Polanco was called up to MLB on June 9, 2014, due to an appendix injury to second baseman Neil Walker and made his MLB debut on June 10 playing right field. In that game, he recorded his first career MLB hit against Chicago Cubs pitcher Travis Wood, later scoring his first career MLB run. The following day, June 11, Polanco recorded his first career MLB RBI. On June 13, as part of a five-hit game, Polanco hit his first career MLB home run, a two-run shot, against the Miami Marlins in the 13th inning that would turn out to be the game winner in an 8–6 victory for the Pirates. On June 17, he became the third Pirates player—the first since Roberto Clemente in 1955—to record a hit in each of his first seven MLB appearances. The following day, he became the first Pirate to hit in his first eight games. Polanco struggled for a month after a good start to his career, and was optioned to Triple-A Indianapolis on August 25 before returning a week later as part of the expanded roster at the beginning of September.

On April 5, 2016, the Pittsburgh Pirates announced they had reached an agreement with Polanco and his agent Rafa Nieves on a $35 million contract extension. Polanco finished 2016 with 34 doubles, 22 home runs and 86 RBI.
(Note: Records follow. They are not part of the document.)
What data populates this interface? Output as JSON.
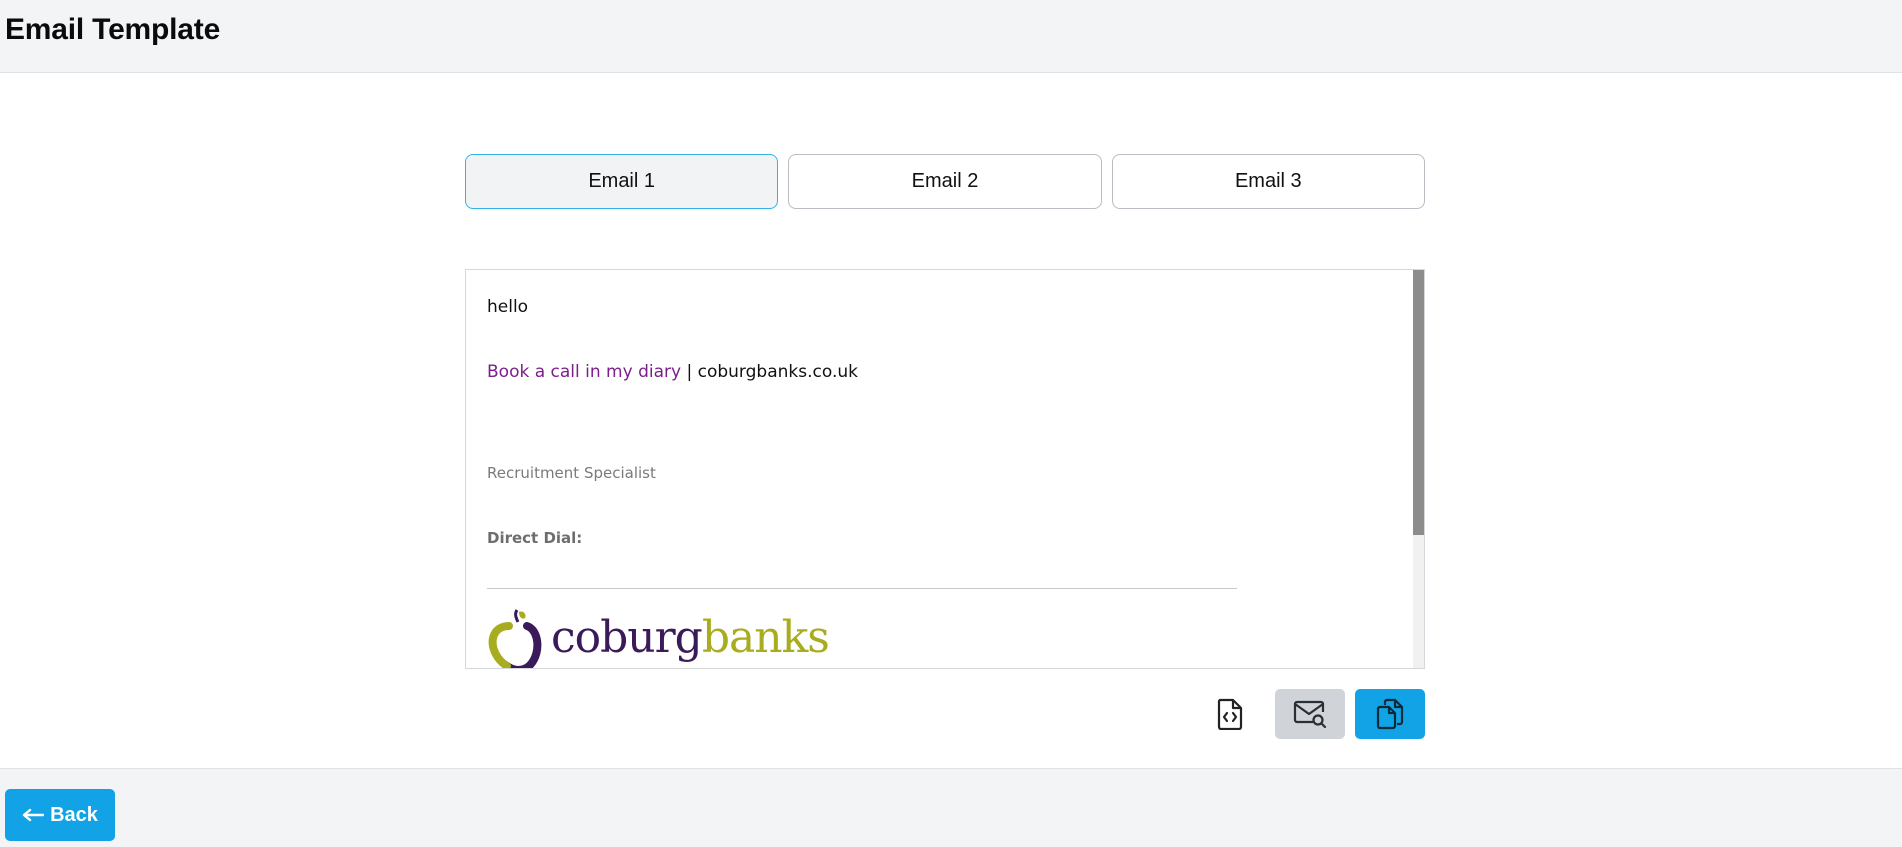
{
  "header": {
    "title": "Email Template"
  },
  "tabs": [
    {
      "label": "Email 1",
      "active": true
    },
    {
      "label": "Email 2",
      "active": false
    },
    {
      "label": "Email 3",
      "active": false
    }
  ],
  "preview": {
    "greeting": "hello",
    "book_link": "Book a call in my diary",
    "separator": " | ",
    "website": "coburgbanks.co.uk",
    "role": "Recruitment Specialist",
    "direct_dial_label": "Direct Dial:",
    "logo": {
      "part1": "coburg",
      "part2": "banks"
    }
  },
  "actions": {
    "source_icon": "file-code-icon",
    "preview_icon": "mail-search-icon",
    "copy_icon": "copy-icon"
  },
  "footer": {
    "back_label": "Back",
    "back_icon": "arrow-left-icon"
  },
  "colors": {
    "accent": "#12a3e6",
    "active_tab_border": "#35b3e8",
    "link_purple": "#7b1f8b",
    "logo_purple": "#3b1a5a",
    "logo_green": "#a7ad1e"
  }
}
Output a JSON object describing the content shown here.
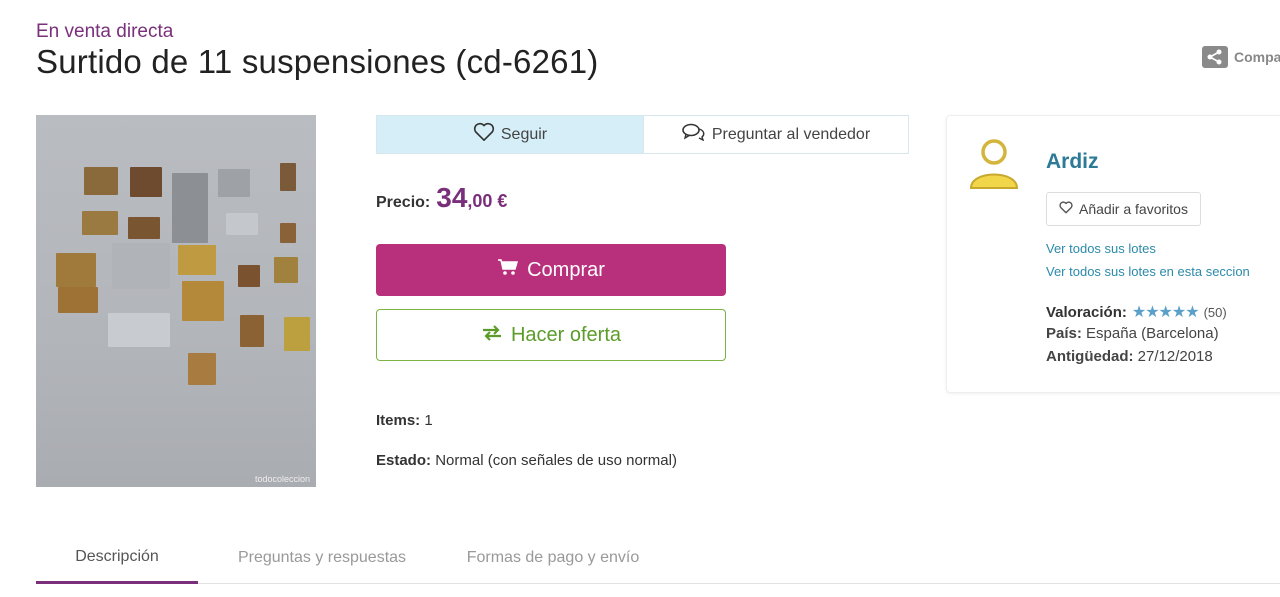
{
  "header": {
    "subtitle": "En venta directa",
    "title": "Surtido de 11 suspensiones (cd-6261)",
    "share_label": "Compa",
    "share_icon": "share-icon"
  },
  "photo": {
    "watermark": "todocoleccion"
  },
  "actions": {
    "follow_label": "Seguir",
    "follow_icon": "heart-icon",
    "ask_label": "Preguntar al vendedor",
    "ask_icon": "chat-bubbles-icon"
  },
  "price": {
    "label": "Precio:",
    "integer": "34",
    "decimal": ",00 €"
  },
  "buttons": {
    "buy_label": "Comprar",
    "buy_icon": "cart-icon",
    "buy_color": "#b8307c",
    "offer_label": "Hacer oferta",
    "offer_icon": "swap-arrows-icon",
    "offer_color": "#5c9c2a"
  },
  "details": {
    "items_label": "Items:",
    "items_value": "1",
    "state_label": "Estado:",
    "state_value": "Normal (con señales de uso normal)"
  },
  "seller": {
    "avatar_icon": "user-avatar-icon",
    "name": "Ardiz",
    "fav_label": "Añadir a favoritos",
    "fav_icon": "heart-outline-icon",
    "link_all": "Ver todos sus lotes",
    "link_section": "Ver todos sus lotes en esta seccion",
    "rating_label": "Valoración:",
    "rating_stars": "★★★★★",
    "rating_count": "(50)",
    "country_label": "País:",
    "country_value": "España (Barcelona)",
    "age_label": "Antigüedad:",
    "age_value": "27/12/2018"
  },
  "tabs": [
    {
      "label": "Descripción",
      "active": true
    },
    {
      "label": "Preguntas y respuestas",
      "active": false
    },
    {
      "label": "Formas de pago y envío",
      "active": false
    }
  ]
}
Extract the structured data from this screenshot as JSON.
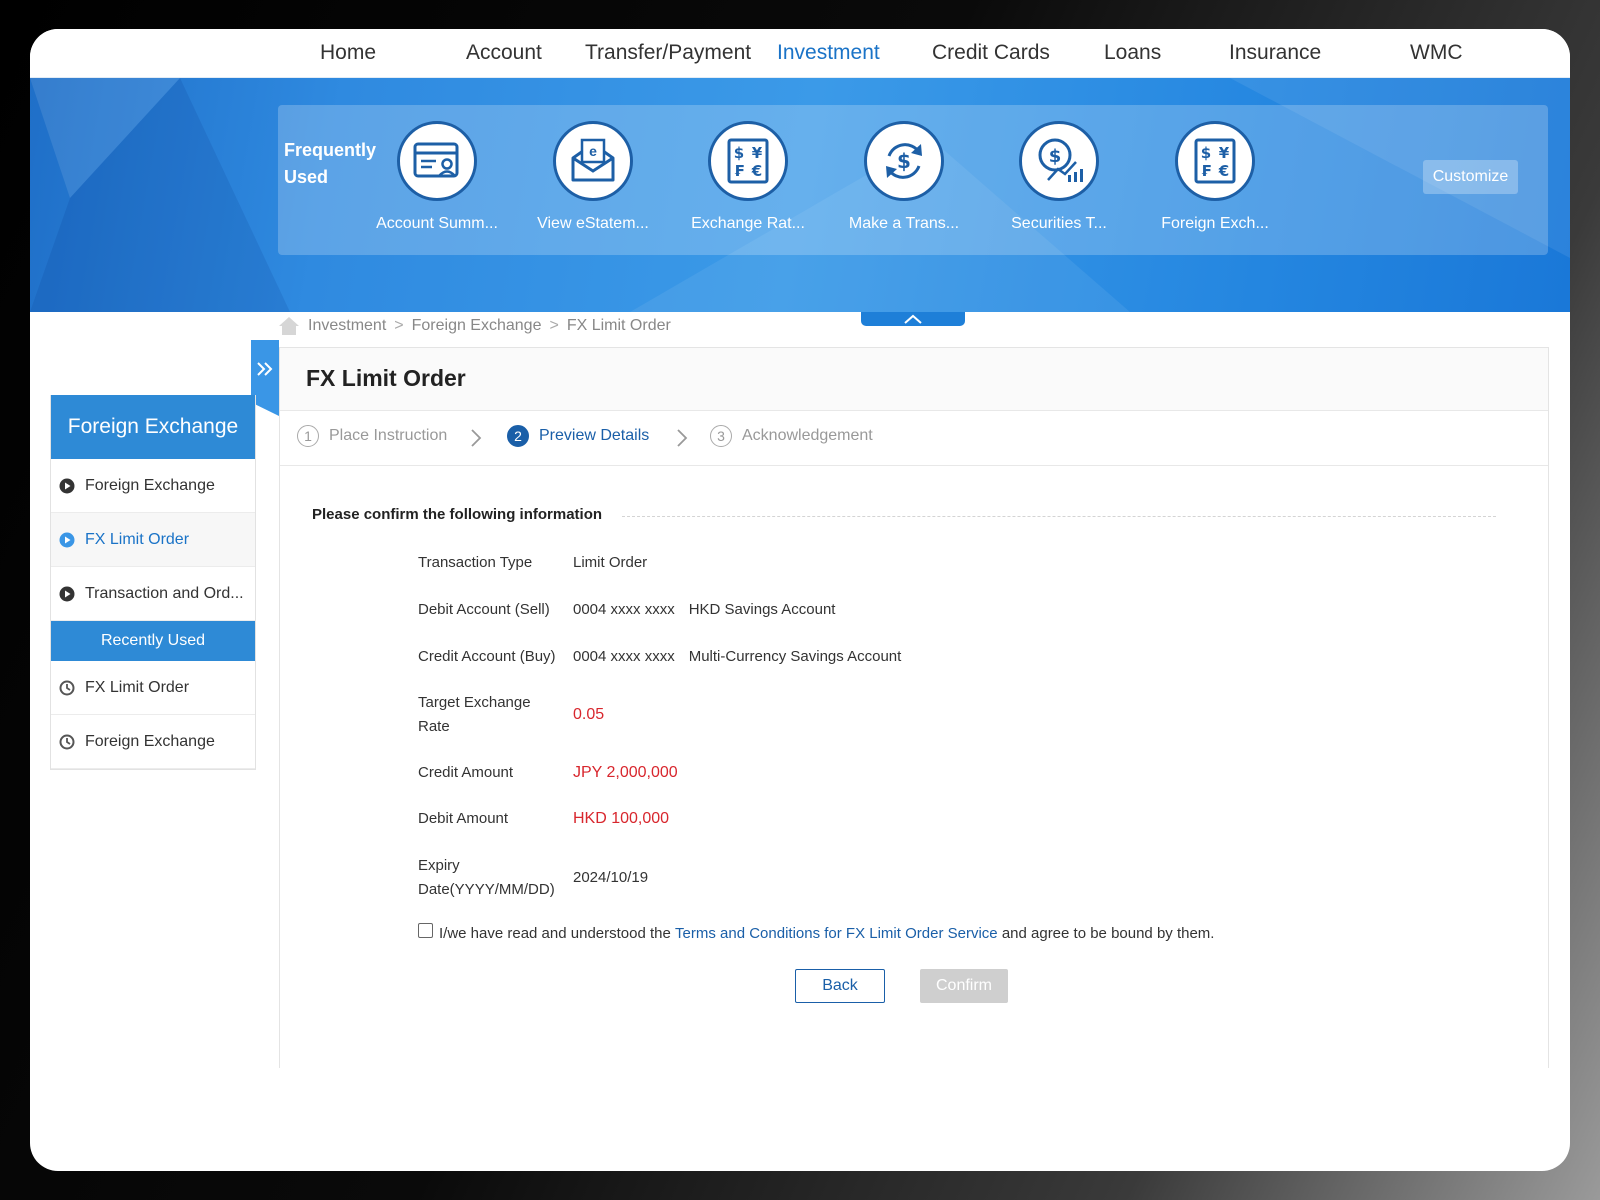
{
  "nav": {
    "items": [
      "Home",
      "Account",
      "Transfer/Payment",
      "Investment",
      "Credit Cards",
      "Loans",
      "Insurance",
      "WMC"
    ],
    "active": "Investment"
  },
  "frequently_used": {
    "title": "Frequently Used",
    "items": [
      {
        "label": "Account Summ...",
        "icon": "account-summary-icon"
      },
      {
        "label": "View eStatem...",
        "icon": "estatement-icon"
      },
      {
        "label": "Exchange Rat...",
        "icon": "exchange-rate-icon"
      },
      {
        "label": "Make a Trans...",
        "icon": "transfer-icon"
      },
      {
        "label": "Securities T...",
        "icon": "securities-icon"
      },
      {
        "label": "Foreign Exch...",
        "icon": "foreign-exchange-icon"
      }
    ],
    "customize_label": "Customize"
  },
  "breadcrumb": [
    "Investment",
    "Foreign Exchange",
    "FX Limit Order"
  ],
  "sidebar": {
    "title": "Foreign Exchange",
    "items": [
      {
        "label": "Foreign Exchange",
        "active": false
      },
      {
        "label": "FX Limit Order",
        "active": true
      },
      {
        "label": "Transaction and Ord...",
        "active": false
      }
    ],
    "recent_title": "Recently Used",
    "recent_items": [
      "FX Limit Order",
      "Foreign Exchange"
    ]
  },
  "page": {
    "title": "FX Limit Order",
    "steps": [
      {
        "num": "1",
        "label": "Place Instruction"
      },
      {
        "num": "2",
        "label": "Preview Details"
      },
      {
        "num": "3",
        "label": "Acknowledgement"
      }
    ],
    "active_step": 2,
    "section_title": "Please confirm the following information"
  },
  "details": {
    "transaction_type": {
      "label": "Transaction Type",
      "value": "Limit Order"
    },
    "debit_account": {
      "label": "Debit Account (Sell)",
      "number": "0004 xxxx xxxx",
      "name": "HKD Savings Account"
    },
    "credit_account": {
      "label": "Credit Account (Buy)",
      "number": "0004 xxxx xxxx",
      "name": "Multi-Currency Savings Account"
    },
    "target_rate": {
      "label": "Target Exchange Rate",
      "value": "0.05"
    },
    "credit_amount": {
      "label": "Credit Amount",
      "value": "JPY 2,000,000"
    },
    "debit_amount": {
      "label": "Debit Amount",
      "value": "HKD 100,000"
    },
    "expiry_date": {
      "label": "Expiry Date(YYYY/MM/DD)",
      "value": "2024/10/19"
    }
  },
  "terms": {
    "prefix": "I/we have read and understood the",
    "link": "Terms and Conditions for FX Limit Order Service",
    "suffix": "and agree to be bound by them.",
    "checked": false
  },
  "buttons": {
    "back": "Back",
    "confirm": "Confirm"
  },
  "colors": {
    "accent": "#1a73c7",
    "amount_red": "#d8262d",
    "sidebar_blue": "#2e8ad6"
  }
}
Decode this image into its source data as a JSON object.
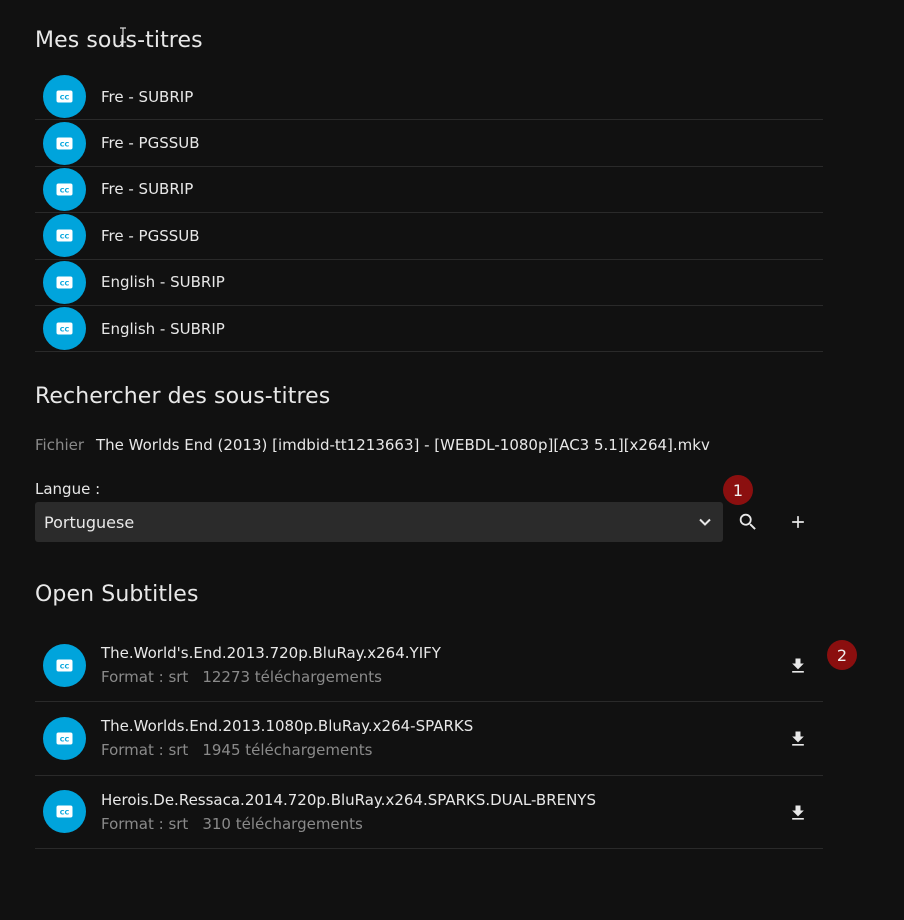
{
  "my_subtitles": {
    "title": "Mes sous-titres",
    "items": [
      {
        "label": "Fre - SUBRIP"
      },
      {
        "label": "Fre - PGSSUB"
      },
      {
        "label": "Fre - SUBRIP"
      },
      {
        "label": "Fre - PGSSUB"
      },
      {
        "label": "English - SUBRIP"
      },
      {
        "label": "English - SUBRIP"
      }
    ]
  },
  "search": {
    "title": "Rechercher des sous-titres",
    "file_key": "Fichier",
    "file_value": "The Worlds End (2013) [imdbid-tt1213663] - [WEBDL-1080p][AC3 5.1][x264].mkv",
    "language_label": "Langue :",
    "language_value": "Portuguese",
    "icons": {
      "search": "search-icon",
      "add": "plus-icon",
      "dropdown": "chevron-down-icon"
    }
  },
  "markers": {
    "one": "1",
    "two": "2"
  },
  "open_subtitles": {
    "title": "Open Subtitles",
    "results": [
      {
        "name": "The.World's.End.2013.720p.BluRay.x264.YIFY",
        "format": "Format : srt",
        "downloads": "12273 téléchargements"
      },
      {
        "name": "The.Worlds.End.2013.1080p.BluRay.x264-SPARKS",
        "format": "Format : srt",
        "downloads": "1945 téléchargements"
      },
      {
        "name": "Herois.De.Ressaca.2014.720p.BluRay.x264.SPARKS.DUAL-BRENYS",
        "format": "Format : srt",
        "downloads": "310 téléchargements"
      }
    ]
  },
  "colors": {
    "background": "#111111",
    "accent": "#00a4dc",
    "marker": "#8b0f0f",
    "select_bg": "#2b2b2b"
  }
}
On May 17, 2017, Polanco was placed on the 10-day disabled list due to a strained left hamstring. The transaction was retroactive two days prior to the announcement.

On September 12, 2018, Polanco underwent surgery on his dislocated shoulder and missed the remainder of the season. At the time of his injury, Polanco had batted .251/.340/.499 with a career-high 23 home runs in 130 games.

Polanco began the 2019 season on the injured list before returning to the Pirates in May. He slashed .242/.301/.425 in 42 games before landing on the injured list again. On July 17, 2019, his rehab progress was halted due to continued shoulder discomfort and he was eventually shut down for the rest of the 2019 season.

On July 17, 2020, it was announced that Polanco had tested positive for COVID-19. In the pandemic shortened 2020 season, Polanco slashed .153/.214/.325 with 65 strikeouts in 157 at-bats, while placing second in team home runs (7) and RBI (22).

Polanco appeared in 107 games in 2021 for the Pirates, hitting .208 with 11 home runs and 36 RBIs. On August 22, 2021, Polanco was designated for assignment by the Pirates to allow him to play for a contender. However, Polanco cleared waivers and was re-selected to the roster. On August 28, the Pirates released Polanco.

Over his eight seasons in Pittsburgh, Polanco appeared in 823 games, hitting .241 with 96 home runs and 362 RBIs, while also stealing 98 bases.

===Toronto Blue Jays (2021)===
On August 31, 2021, Polanco signed a minor league contract with the Toronto Blue Jays. Polanco played in 24 games for the Triple-A Buffalo Bisons, hitting .374 with nine home runs and 24 RBIs. Polanco became a free agent following the season.

===Yomiuri Giants===
On January 5, 2022, Polanco signed with the Yomiuri Giants of Nippon Professional Baseball.

===Chiba Lotte Marines===
On December 27, 2022, Polanco signed with the Chiba Lotte Marines of Nippon Professional Baseball.

==World Baseball Classic==
He played in the 2017 World Baseball Classic, and following the conclusion of the tournament, he was named to the 2017 All-World Baseball Classic team.

==Personal life==
Polanco is from Villa Mella, Santo Domingo, where both of his parents are police officers. Polanco began dating Africa Rodriguez in 2019. Polanco and Rodriguez have one child, a boy, born March 2021.